On the stability of MOPO4 structure types with M: V, Mo, Nb, W, Ta, Sb

Transition metal oxide phosphates MOPO4 have recently attracted interest due to their catalytic and electronic properties, and as electrode material. In order to predict possible polymorphs that have hitherto not been prepared, we present a systematic theoretical study on the stability of four known MOPO4 structure types, beta-VOSO4, alpha-MoOPO4, SbOPO4 and monophosphate tungsten bronzes (MPTB) with six transition and main group metals that are interesting due to their catalytic activity (M: V, Mo, Nb, W, Ta, Sb). Harmonic frequencies and Crystal Orbital Hamilton Populations (COHP) were computed to verify and predict the stability and interpret the bond strengths, respectively, of the optimized structure models.
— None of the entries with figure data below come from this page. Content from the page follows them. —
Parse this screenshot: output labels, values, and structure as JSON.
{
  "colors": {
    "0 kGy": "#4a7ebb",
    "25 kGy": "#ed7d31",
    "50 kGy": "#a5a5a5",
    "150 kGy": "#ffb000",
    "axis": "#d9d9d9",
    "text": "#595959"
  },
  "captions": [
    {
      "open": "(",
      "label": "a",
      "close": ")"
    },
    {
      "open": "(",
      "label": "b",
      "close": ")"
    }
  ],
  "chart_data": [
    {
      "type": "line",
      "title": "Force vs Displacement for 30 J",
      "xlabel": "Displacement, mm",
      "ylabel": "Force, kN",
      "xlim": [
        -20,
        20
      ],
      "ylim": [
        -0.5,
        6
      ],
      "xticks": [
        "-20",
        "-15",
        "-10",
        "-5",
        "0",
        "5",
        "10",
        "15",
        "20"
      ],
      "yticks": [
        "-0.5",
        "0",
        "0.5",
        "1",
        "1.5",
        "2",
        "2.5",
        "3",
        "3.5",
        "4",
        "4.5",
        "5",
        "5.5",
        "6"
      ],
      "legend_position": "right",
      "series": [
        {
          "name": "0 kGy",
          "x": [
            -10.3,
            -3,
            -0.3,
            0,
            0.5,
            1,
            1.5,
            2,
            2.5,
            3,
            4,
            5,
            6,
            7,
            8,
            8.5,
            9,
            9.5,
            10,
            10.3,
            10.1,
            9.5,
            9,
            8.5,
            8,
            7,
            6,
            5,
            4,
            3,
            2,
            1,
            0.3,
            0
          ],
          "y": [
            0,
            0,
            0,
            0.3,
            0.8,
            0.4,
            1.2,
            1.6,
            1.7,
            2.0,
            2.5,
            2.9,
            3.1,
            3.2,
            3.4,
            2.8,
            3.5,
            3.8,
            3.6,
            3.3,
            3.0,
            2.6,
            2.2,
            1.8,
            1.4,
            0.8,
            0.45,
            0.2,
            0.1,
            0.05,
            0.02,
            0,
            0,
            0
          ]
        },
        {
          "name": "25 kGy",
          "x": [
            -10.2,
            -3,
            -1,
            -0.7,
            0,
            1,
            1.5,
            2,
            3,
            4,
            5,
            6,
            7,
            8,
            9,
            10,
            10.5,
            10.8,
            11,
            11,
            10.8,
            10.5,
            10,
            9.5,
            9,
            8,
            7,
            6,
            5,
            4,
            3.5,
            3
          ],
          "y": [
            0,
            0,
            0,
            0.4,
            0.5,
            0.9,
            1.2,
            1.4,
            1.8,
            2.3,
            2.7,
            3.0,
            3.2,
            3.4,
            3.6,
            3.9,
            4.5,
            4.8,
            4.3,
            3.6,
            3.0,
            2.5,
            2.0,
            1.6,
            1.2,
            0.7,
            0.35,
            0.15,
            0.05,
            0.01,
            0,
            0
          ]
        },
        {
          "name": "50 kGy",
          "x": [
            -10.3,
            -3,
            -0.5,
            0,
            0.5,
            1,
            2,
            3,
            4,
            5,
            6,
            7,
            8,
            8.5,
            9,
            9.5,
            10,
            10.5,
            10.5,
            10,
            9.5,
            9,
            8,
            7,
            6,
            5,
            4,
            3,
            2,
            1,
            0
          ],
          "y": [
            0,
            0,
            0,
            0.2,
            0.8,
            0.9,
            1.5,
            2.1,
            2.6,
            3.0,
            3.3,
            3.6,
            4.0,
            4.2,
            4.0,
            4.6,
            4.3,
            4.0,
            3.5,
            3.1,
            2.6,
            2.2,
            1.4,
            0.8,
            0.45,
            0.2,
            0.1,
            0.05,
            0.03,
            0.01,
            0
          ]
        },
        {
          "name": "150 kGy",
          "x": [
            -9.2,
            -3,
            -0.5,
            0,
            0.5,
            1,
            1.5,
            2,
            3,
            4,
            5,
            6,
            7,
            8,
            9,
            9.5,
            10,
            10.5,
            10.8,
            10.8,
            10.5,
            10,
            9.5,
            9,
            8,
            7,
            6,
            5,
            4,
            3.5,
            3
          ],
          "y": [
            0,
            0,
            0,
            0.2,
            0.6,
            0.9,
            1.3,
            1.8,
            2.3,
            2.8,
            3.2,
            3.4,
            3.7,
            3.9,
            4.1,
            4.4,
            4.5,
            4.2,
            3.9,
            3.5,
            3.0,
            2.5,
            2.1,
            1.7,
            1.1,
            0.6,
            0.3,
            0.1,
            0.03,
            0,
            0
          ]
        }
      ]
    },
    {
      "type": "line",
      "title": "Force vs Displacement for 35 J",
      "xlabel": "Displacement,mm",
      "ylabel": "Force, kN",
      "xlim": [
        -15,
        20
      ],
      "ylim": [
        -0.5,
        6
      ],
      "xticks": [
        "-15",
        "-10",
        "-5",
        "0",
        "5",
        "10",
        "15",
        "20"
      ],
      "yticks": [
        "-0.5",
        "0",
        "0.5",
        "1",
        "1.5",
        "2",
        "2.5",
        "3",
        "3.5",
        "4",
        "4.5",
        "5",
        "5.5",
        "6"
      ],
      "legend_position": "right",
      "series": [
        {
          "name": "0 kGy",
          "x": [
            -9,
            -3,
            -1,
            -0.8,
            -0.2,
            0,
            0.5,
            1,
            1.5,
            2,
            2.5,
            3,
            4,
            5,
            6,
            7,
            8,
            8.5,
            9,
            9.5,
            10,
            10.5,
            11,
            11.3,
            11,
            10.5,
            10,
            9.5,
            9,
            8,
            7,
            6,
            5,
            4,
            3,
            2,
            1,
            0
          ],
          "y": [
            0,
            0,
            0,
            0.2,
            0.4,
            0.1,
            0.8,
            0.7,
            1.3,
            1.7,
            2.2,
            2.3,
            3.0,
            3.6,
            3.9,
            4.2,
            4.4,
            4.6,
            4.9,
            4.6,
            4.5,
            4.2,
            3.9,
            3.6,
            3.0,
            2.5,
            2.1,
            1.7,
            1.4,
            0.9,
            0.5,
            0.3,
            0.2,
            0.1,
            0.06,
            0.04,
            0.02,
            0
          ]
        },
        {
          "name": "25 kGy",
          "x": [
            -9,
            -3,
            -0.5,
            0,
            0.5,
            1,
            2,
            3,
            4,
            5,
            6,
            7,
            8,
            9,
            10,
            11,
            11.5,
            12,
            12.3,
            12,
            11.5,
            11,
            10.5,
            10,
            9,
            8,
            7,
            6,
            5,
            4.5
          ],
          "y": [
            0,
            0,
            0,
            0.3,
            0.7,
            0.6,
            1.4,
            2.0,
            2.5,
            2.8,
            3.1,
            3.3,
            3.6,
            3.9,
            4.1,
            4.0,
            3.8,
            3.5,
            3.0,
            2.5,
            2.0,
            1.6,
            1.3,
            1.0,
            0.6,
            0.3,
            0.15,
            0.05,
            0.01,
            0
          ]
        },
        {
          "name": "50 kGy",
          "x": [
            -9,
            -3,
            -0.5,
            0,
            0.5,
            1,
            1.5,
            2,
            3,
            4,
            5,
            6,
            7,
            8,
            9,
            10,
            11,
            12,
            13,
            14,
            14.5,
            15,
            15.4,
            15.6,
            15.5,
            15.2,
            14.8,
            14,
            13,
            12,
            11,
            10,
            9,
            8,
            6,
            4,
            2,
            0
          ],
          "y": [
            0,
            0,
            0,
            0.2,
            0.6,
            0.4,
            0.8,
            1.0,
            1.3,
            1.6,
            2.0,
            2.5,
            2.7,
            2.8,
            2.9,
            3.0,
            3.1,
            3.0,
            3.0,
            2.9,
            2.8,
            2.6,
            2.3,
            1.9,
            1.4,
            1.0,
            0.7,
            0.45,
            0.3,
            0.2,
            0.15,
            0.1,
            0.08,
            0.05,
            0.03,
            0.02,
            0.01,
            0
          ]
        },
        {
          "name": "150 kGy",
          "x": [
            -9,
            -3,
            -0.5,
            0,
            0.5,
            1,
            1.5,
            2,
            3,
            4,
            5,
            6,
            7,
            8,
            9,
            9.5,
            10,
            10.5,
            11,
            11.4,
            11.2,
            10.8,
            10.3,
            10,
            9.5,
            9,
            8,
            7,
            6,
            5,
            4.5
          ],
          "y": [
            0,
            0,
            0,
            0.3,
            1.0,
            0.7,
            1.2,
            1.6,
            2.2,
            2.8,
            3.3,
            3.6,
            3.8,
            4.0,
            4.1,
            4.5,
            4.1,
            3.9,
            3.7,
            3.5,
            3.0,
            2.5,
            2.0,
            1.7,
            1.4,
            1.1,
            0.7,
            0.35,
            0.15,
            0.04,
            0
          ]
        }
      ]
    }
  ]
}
The M-O bond strength has only a minor influence of the polymorph formation, but its vibrational contribution to the thermodynamic functions has a substantial effect. Based on the electronic energy calculated with the hybrid density functional PW1PW, every thermodynamical stable polymorph could be identified. The predictions of polymorph formation are in agreement with the experimental observations of VOPO4, NbOPO4 and TaOPO4, while the theoretical results for MoOPO4 and SbOPO4 show some deviations from the experimentally observed stability order.

Automated summary

Transition metal oxide phosphates MOPO4 have been studied systematically to predict their stability and polymorph formation. Computational methods were used to calculate bond strengths, vibrational frequencies, and crystal orbital Hamilton populations. The predicted polymorphs were in agreement with experimental observations, except for MoOPO4 and SbOPO4.